The Western Australian X-Ray Surface Facility (XSAF) provides access to a state-of-the-art X-ray photoelectron spectroscopy system for studying surface elemental and chemical composition.


  • X-ray photoelectron spectroscopy (XPS): monochromated Al (1486.7 eV) or Ag (2984.3 eV) X-ray sources, or flood Al/Mg source. Area or spot spectroscopy.
  • XPS imaging: field of view 800×800 microns, resolution ~3-5 microns, chemical mapping.
  • Argon ion gun sputtering: monoatomic or cluster beam cleaning and depth profiling.
  • Electron neutraliser filament for insulating samples.


Kratos AXIS Ultra DLD X-ray photoelectron spectroscopy system with imaging hemispherical analyser, monochromated Al and Ag X-ray sources, Ag/Mg X-ray flood source, argon gas cluster ion gun, field emission electron source and ultra-violet helium lamp.

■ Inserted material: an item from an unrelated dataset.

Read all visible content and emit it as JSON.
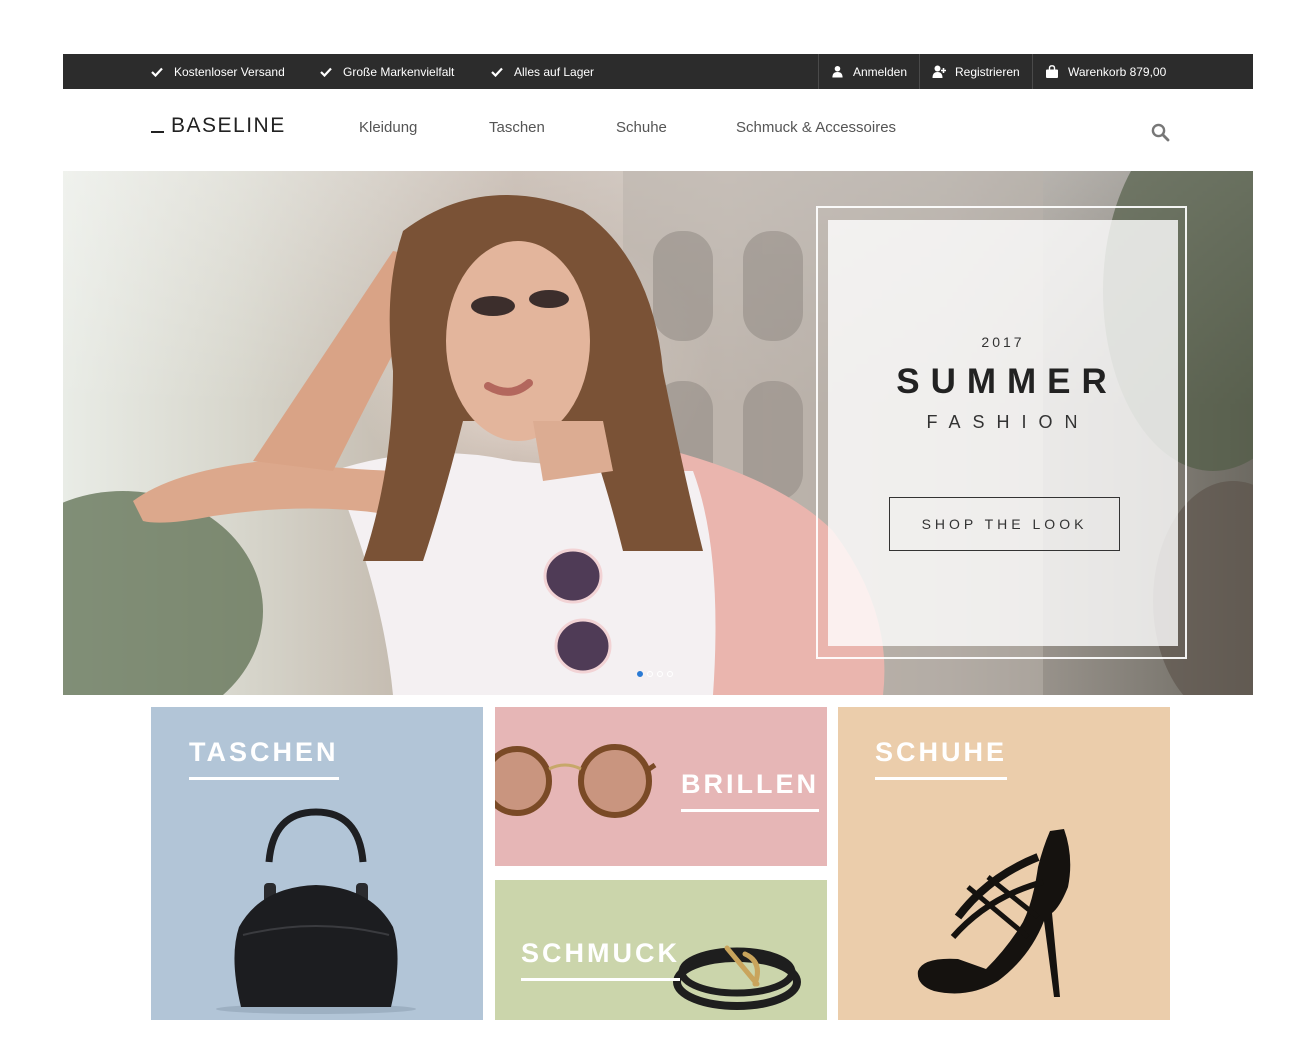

X-ray photoelectron spectroscopy (XPS) is a non-destructive technique used to probe the elemental and chemical composition of the first 2-5 nm of a sample surface. All elements heavier than helium can be detected down to an atomic concentration of 0.1-1%.

Soft Matter and Organic Chemistry

XPS has excellent sensitivity to light elements and is highly suited to studying the surface chemistry of soft organic systems – examples include molecular uptake on surfaces and the chemical composition of polymer films.

Bonding and Electronic Structure

XPS spectra are highly sensitive to the bonding environment of the atoms in the sample. Properties such as oxidation state and highest occupied molecular orbital can be measured.

Materials Processing

Industrial and laboratory processing often changes the surface of materials. XPS is widely used to quantify the presence of adsorbed contaminants and/or chemical changes to the processed materials (e.g. oxidation).

Delicate Samples

XPS requires no coating or special sample preparation, just that the sample be ultra-high vacuum compatible. The technique is non-destructive, though ion-gun sputtering can be used if desired to etch away a surface region and expose the bulk material.